AI-powered tools are changing how connected TV (CTV) campaigns are created and executed for advertisers, ad tech partners, and creatives.
“Artificial intelligence has a chance to impact nearly every aspect of CTV advertising, from strategy to creative, to planning, to measurement,” said our analyst Nate Elliott at the recent EMARKETER Summit on CTV and Streaming.
These AI tools have the potential to help advertisers reach an influential channel that’s maturing as it grows in reach. This year, streaming TV ads rank third-highest among the types of ads consumers look to for help with holiday shopping, according to a June LG Ad Solutions survey. Thirty-four percent said streaming TV ads informed them, besting traditional TV ads (32%).
Powering up buying and measurement
Industry leaders say AI is improving CTV advertising by streamlining the bidding process, helping find audiences and measuring results.
“The ability for our marketing systems to make decisions using AI just eliminates operational overhead,” said Jonathan Watkins, head of optimization for tvScientific, in the EMARKETER Summit session.
Predictive models and smarter assessments are just a few ways this overhead is being lessened in the streaming space.
“There’s a lot of talk about really sexy things in AI, but I think the things in CTV that are really winning right now are somewhat more ‘boring,’” Caroline Giegerich, vice president of AI for Interactive Advertising Bureau said in the session. “ Closing that loop on outcomes is very important in the space, and I think AI is really helping to do that effectively.”
Boosting ad design
AI tools are also helping artists design creative, experts say, by providing insights on-the-fly about the effectiveness of specific elements in ads.

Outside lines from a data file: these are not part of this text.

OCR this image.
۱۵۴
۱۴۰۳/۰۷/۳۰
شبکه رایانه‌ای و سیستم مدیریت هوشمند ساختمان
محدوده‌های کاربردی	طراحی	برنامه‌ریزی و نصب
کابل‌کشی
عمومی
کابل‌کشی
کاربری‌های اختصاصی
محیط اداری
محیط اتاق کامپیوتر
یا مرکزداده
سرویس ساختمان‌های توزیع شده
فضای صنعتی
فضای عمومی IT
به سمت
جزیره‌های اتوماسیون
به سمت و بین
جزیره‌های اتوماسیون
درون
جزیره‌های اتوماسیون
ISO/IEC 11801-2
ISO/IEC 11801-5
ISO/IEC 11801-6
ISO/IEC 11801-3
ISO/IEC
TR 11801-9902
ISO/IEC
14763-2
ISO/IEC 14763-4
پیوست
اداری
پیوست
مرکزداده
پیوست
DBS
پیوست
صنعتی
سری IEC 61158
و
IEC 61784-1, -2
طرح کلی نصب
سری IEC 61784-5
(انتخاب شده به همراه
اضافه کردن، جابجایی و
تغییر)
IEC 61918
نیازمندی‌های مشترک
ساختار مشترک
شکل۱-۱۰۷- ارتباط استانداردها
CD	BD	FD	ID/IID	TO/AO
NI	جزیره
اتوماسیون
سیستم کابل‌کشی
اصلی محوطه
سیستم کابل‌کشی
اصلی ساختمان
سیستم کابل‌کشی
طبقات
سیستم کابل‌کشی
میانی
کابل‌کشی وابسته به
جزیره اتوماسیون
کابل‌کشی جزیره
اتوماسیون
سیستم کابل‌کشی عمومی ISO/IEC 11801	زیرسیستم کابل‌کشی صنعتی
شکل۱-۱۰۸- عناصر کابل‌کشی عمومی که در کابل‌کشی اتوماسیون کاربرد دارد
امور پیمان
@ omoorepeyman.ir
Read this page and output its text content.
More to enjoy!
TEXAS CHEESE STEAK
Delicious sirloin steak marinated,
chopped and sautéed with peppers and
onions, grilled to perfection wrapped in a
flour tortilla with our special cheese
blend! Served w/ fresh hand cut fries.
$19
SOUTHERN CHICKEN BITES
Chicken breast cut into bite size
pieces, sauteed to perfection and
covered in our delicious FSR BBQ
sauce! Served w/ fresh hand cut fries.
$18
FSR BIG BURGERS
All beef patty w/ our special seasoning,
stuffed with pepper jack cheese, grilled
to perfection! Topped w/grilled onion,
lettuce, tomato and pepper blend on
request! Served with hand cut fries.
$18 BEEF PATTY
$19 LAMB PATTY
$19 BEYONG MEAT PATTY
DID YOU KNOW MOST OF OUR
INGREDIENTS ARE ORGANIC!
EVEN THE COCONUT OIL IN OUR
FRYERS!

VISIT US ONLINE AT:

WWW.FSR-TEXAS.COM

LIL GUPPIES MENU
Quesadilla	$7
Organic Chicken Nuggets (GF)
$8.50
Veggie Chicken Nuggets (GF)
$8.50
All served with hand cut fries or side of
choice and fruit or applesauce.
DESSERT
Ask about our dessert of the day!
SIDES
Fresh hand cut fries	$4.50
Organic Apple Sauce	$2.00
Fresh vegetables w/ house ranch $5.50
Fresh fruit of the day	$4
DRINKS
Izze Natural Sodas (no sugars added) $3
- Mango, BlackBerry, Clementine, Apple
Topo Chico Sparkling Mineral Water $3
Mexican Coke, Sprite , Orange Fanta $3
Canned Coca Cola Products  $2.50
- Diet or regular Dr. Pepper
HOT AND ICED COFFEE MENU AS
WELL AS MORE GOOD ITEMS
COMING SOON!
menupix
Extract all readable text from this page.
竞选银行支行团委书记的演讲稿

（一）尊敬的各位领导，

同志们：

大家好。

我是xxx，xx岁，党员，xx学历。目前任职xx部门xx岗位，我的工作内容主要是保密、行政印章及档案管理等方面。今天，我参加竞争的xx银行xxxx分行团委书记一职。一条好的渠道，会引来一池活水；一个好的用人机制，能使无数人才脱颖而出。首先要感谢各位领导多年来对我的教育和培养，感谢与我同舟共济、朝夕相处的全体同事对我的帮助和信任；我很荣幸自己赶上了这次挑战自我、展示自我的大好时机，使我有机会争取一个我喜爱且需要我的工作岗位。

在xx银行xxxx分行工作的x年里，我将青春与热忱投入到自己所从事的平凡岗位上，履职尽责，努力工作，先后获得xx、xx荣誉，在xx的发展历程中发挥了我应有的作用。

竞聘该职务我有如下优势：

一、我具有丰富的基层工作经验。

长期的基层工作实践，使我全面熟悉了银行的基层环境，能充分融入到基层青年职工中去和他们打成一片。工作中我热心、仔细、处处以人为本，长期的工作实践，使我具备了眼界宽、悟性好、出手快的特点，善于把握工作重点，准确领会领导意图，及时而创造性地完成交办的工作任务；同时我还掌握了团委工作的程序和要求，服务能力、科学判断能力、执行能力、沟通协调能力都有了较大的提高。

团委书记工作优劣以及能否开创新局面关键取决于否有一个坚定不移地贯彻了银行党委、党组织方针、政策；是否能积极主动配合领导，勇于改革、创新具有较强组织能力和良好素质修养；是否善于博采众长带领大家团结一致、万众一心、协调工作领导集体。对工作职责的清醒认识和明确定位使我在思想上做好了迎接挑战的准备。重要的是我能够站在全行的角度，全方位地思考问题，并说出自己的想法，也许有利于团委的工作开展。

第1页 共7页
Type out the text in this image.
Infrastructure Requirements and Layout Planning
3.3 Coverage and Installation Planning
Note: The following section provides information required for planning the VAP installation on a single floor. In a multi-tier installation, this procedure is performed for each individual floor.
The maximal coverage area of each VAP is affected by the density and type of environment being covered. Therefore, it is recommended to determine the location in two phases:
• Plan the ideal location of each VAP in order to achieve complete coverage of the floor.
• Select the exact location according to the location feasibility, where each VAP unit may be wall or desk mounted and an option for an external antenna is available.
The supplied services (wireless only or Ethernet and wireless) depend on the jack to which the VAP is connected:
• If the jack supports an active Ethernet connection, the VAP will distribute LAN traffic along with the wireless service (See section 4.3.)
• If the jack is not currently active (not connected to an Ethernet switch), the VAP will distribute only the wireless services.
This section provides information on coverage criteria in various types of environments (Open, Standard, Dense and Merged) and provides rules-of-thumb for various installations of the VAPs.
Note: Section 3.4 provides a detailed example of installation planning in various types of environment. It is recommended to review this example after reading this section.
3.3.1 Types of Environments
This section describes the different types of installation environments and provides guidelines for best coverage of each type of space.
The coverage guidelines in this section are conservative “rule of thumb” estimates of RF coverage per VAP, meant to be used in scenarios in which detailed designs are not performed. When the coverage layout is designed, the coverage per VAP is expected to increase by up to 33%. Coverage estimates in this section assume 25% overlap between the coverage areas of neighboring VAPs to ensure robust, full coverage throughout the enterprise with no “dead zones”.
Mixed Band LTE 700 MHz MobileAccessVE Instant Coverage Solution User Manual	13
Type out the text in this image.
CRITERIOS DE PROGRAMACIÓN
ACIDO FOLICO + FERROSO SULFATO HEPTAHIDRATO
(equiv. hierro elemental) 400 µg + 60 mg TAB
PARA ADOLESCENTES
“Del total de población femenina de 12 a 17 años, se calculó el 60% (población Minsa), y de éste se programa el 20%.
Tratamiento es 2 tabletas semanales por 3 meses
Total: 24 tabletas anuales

“There are a lot of interesting things going on around creative,” Watkins said. “I’ve seen tools that do creative assessment that are looking at whether or not you’re missing some key elements in your creative, like calls to action, or having your end card on long enough to make sure there’s brand retention.”
Generative AI is also advancing to the point where marketers can generate video content from a prompt, Watkins said.
AI-powered automation in ad creation has been around for many years in the form of dynamic creative optimization. However, those in CTV are seeing more seamless results as the technology advances.
“It’s able to swap different elements of ads to make them feel more personalized,” Todd Feitlin, vice president and creative lead for One Horizon said during the session. “There’s the ability to do things where you can now create many different versions of one ad in that way.”
Scaling production
While genAI tools can generate content directly from prompts, much of the ad world uses them to boost efficiency and scale human-derived ideas.
“It’s cost, it’s time, it’s efficiency, it’s being able to react,” said Feitlin. “It’s a big deal with production, not…always to create the content itself, but using it for editing, tagging, and a lot of things like that on top of the ability it has on the creative side.”
AI can measure responses by multiple cohorts to different versions of ads in near real-time. Customizing ad versions for specific cohorts lessens the risk of sending a one-to-one personalized ad to the wrong person.
“Because the machine can learn and say, ‘Oh, OK, this cohort responds at a different rate than this cohort responds,’ that’s all possible and it’s not going to end up in a situation that feels creepy,” said Watkins.